OREANDA-NEWS. Fitch Ratings says in a new report that cautiously improving business trends, focused hotel ownership property strategies and the possible emergence of hotel REITs will be the main drivers of the sector in 2016. These are the main conclusions from our recent investor meetings held in London and Paris.

Strong and stable occupancy has allowed major EMEA hotel groups to raise average room rates well above underlying inflation in 2015, resulting in improved EBITDA and EBITDA margins during the year. However, Fitch expects 2016 to be tougher, with only moderate price rises as some European countries implement further austerity measures and structural reforms, which could lead to dampened consumer spending.

EMEA hotel groups have embraced the asset-light concept now prevalent throughout North America, but Fitch expects these to maintain a more diversified approach to ownership and operations.
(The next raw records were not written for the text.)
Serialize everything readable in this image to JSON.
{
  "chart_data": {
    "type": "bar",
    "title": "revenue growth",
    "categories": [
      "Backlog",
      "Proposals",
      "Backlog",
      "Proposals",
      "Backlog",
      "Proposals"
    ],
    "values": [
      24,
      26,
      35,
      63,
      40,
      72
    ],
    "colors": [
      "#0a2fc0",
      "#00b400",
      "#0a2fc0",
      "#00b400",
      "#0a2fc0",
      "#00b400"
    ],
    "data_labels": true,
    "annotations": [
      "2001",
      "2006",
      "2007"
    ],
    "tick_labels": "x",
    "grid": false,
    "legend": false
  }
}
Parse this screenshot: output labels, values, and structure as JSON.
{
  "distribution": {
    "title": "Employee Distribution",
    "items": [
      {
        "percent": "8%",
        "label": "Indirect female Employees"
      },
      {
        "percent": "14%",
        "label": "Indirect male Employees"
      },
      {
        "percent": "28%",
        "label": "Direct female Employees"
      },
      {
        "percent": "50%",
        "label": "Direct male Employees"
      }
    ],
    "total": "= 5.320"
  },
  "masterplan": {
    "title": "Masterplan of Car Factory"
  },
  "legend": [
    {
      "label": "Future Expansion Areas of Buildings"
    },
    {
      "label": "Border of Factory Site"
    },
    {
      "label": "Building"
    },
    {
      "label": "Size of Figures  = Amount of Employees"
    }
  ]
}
We believe European hotels, such as AccorHotels, will continue to hold material owned hotel portfolios as these give some financial flexibility and liquidity through unencumbered asset availability in case of need.

We also think that the creation of a European hotel REIT is now a feasible proposition in the next two years. From a structural point of view, the European office and retail REIT investment property sector is now well established and benefits from good liquidity. The European hotel market is also benefiting from historically low interest rates and a cyclical upturn. European hotels also have investment advantages in terms of attractive yield premiums compared to retail and office, even in prime locations, whose returns are currently low by historical standards.